С биологией юноша свою дальнейшую жизнь не связывал. Если честно, так он ее терпеть не мог. Джейми даже подумывал, не бросить ли. Он бы и бросил, да деньги уже внесены. Вот семестр кончится, тогда можно. Если удастся выжать из Булвера приличные отметки.
Джейми пришел рано, проскользнул за парту и сразу почувствовал, как в животе разлился холод: он ждал появления Вероники и Хэнка. Наполняясь, классная комната становилась все менее и менее гулкой. Джейми сидел, уткнувшись в раскрытый учебник. Кто-то сел за парту справа. Взгляд Джейми скользнул вбок. Не Вероника.
– Новенький! – выпалил он облегченно.
– Ага. Наверстать надо. У меня спецкурс по биологии, а я пропустил несколько уроков в прошлом году.

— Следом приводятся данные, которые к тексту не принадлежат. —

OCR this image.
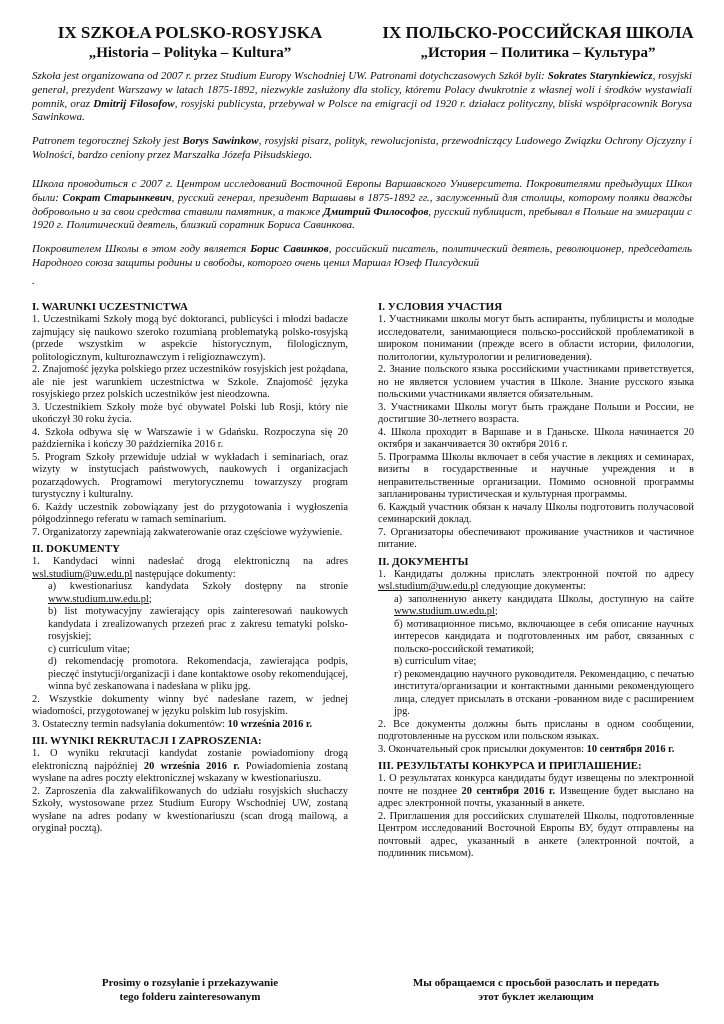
IX SZKOŁA POLSKO-ROSYJSKA
„Historia – Polityka – Kultura”
IX ПОЛЬСКО-РОССИЙСКАЯ ШКОЛА
„История – Политика – Культура”

Szkoła jest organizowana od 2007 r. przez Studium Europy Wschodniej UW. Patronami dotychczasowych Szkół byli: Sokrates Starynkiewicz, rosyjski generał, prezydent Warszawy w latach 1875-1892, niezwykle zasłużony dla stolicy, któremu Polacy dwukrotnie z własnej woli i środków wystawiali pomnik, oraz Dmitrij Filosofow, rosyjski publicysta, przebywał w Polsce na emigracji od 1920 r. działacz polityczny, bliski współpracownik Borysa Sawinkowa.

Patronem tegorocznej Szkoły jest Borys Sawinkow, rosyjski pisarz, polityk, rewolucjonista, przewodniczący Ludowego Związku Ochrony Ojczyzny i Wolności, bardzo ceniony przez Marszałka Józefa Piłsudskiego.

Школа проводиться с 2007 г. Центром исследований Восточной Европы Варшавского Университета. Покровителями предыдущих Школ были: Сократ Старынкевич, русский генерал, президент Варшавы в 1875-1892 гг., заслуженный для столицы, которому поляки дважды добровольно и за свои средства ставили памятник, а также Дмитрий Философов, русский публицист, пребывал в Польше на эмиграции с 1920 г. Политический деятель, близкий соратник Бориса Савинкова.

Покровителем Школы в этом году является Борис Савинков, российский писатель, политический деятель, революционер, председатель Народного союза защиты родины и свободы, которого очень ценил Маршал Юзеф Пилсудский

.

I. WARUNKI UCZESTNICTWA

1. Uczestnikami Szkoły mogą być doktoranci, publicyści i młodzi badacze zajmujący się naukowo szeroko rozumianą problematyką polsko-rosyjską (przede wszystkim w aspekcie historycznym, filologicznym, politologicznym, kulturoznawczym i religioznawczym).

2. Znajomość języka polskiego przez uczestników rosyjskich jest pożądana, ale nie jest warunkiem uczestnictwa w Szkole. Znajomość języka rosyjskiego przez polskich uczestników jest nieodzowna.

3. Uczestnikiem Szkoły może być obywatel Polski lub Rosji, który nie ukończył 30 roku życia.

4. Szkoła odbywa się w Warszawie i w Gdańsku. Rozpoczyna się 20 października i kończy 30 października 2016 r.

5. Program Szkoły przewiduje udział w wykładach i seminariach, oraz wizyty w instytucjach państwowych, naukowych i organizacjach pozarządowych. Programowi merytorycznemu towarzyszy program turystyczny i kulturalny.

6. Każdy uczestnik zobowiązany jest do przygotowania i wygłoszenia półgodzinnego referatu w ramach seminarium.

7. Organizatorzy zapewniają zakwaterowanie oraz częściowe wyżywienie.

II. DOKUMENTY

1. Kandydaci winni nadesłać drogą elektroniczną na adres wsl.studium@uw.edu.pl następujące dokumenty:

a) kwestionariusz kandydata Szkoły dostępny na stronie www.studium.uw.edu.pl;

b) list motywacyjny zawierający opis zainteresowań naukowych kandydata i zrealizowanych przezeń prac z zakresu tematyki polsko-rosyjskiej;

c) curriculum vitae;

d) rekomendację promotora. Rekomendacja, zawierająca podpis, pieczęć instytucji/organizacji i dane kontaktowe osoby rekomendującej, winna być zeskanowana i nadesłana w pliku jpg.

2. Wszystkie dokumenty winny być nadesłane razem, w jednej wiadomości, przygotowanej w języku polskim lub rosyjskim.

3. Ostateczny termin nadsyłania dokumentów: 10 września 2016 r.

III. WYNIKI REKRUTACJI I ZAPROSZENIA:

1. O wyniku rekrutacji kandydat zostanie powiadomiony drogą elektroniczną najpóźniej 20 września 2016 r. Powiadomienia zostaną wysłane na adres poczty elektronicznej wskazany w kwestionariuszu.

2. Zaproszenia dla zakwalifikowanych do udziału rosyjskich słuchaczy Szkoły, wystosowane przez Studium Europy Wschodniej UW, zostaną wysłane na adres podany w kwestionariuszu (scan drogą mailową, a oryginał pocztą).

I. УСЛОВИЯ УЧАСТИЯ

1. Участниками школы могут быть аспиранты, публицисты и молодые исследователи, занимающиеся польско-российской проблематикой в широком понимании (прежде всего в области истории, филологии, политологии, культурологии и религиоведения).

2. Знание польского языка российскими участниками приветствуется, но не является условием участия в Школе. Знание русского языка польскими участниками является обязательным.

3. Участниками Школы могут быть граждане Польши и России, не достигшие 30-летнего возраста.

4. Школа проходит в Варшаве и в Гданьске. Школа начинается 20 октября и заканчивается 30 октября 2016 г.

5. Программа Школы включает в себя участие в лекциях и семинарах, визиты в государственные и научные учреждения и в неправительственные организации. Помимо основной программы запланированы туристическая и культурная программы.

6. Каждый участник обязан к началу Школы подготовить получасовой семинарский доклад.

7. Организаторы обеспечивают проживание участников и частичное питание.

II. ДОКУМЕНТЫ

1. Кандидаты должны прислать электронной почтой по адресу wsl.studium@uw.edu.pl следующие документы:

а) заполненную анкету кандидата Школы, доступную на сайте www.studium.uw.edu.pl;

б) мотивационное письмо, включающее в себя описание научных интересов кандидата и подготовленных им работ, связанных с польско-российской тематикой;

в) curriculum vitae;

г) рекомендацию научного руководителя. Рекомендацию, с печатью института/организации и контактными данными рекомендующего лица, следует присылать в отскани -рованном виде с расширением jpg.

2. Все документы должны быть присланы в одном сообщении, подготовленные на русском или польском языках.

3. Окончательный срок присылки документов: 10 сентября 2016 г.

III. РЕЗУЛЬТАТЫ КОНКУРСА И ПРИГЛАШЕНИЕ:

1. О результатах конкурса кандидаты будут извещены по электронной почте не позднее 20 сентября 2016 г. Извещение будет выслано на адрес электронной почты, указанный в анкете.

2. Приглашения для российских слушателей Школы, подготовленные Центром исследований Восточной Европы ВУ, будут отправлены на почтовый адрес, указанный в анкете (электронной почтой, а подлинник письмом).

Prosimy o rozsyłanie i przekazywanie
tego folderu zainteresowanym
Мы обращаемся с просьбой разослать и передать
этот буклет желающим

У новенького была такая кожа, которой, казалось, коснись – и останется вмятина. Пухленькое личико было заключено в кавычки бакенбардов из аккуратно зачесанных вниз волосиков. Над уголками верхней губы можно было разглядеть пушок, ясные карие глаза смотрели прямо в глаза Джейми, тот заерзал.
– Здесь сидят, – промямлил он, – девушка. Вероника.
– Сидела. Она бросила биологию. А может, Булвер ее выкинул. Теперь на рукоделие ходит, баскетбольные корзины плетет или вроде того. Подружка, что ли?
Джейми набрался храбрости и обвел класс взглядом. – А брат здесь.
– Ага. Его-то не выгонят ниоткуда. Футболист! – В тоне незнакомца явно звучало неодобрение. – Стикс. – Он исполнил стоккато линейкой по краю парты. – А тебя?
– Меня Джейми. Джейми Халифакс. Стикс?
– Стив. Стикс[1] – это оттого, что я ударник. «Пластиковый огонь», слыхал?
– Пластиковый огонь?
– Дурацкое название, знаю. Это чтоб подлизаться к «Пластик Корпорэйшн». Это же пластиковый город! – Он ухмыльнулся. – А я знаю, кто ты! Ты тот чудак, которого не смогли сделать Хэнк с Лягушонком и эта рожа, ну, Кривозубый. Показал им классный фокус, и они смылись. – Он покосился на забинтованную руку Джейми. – Или, может, не фокус?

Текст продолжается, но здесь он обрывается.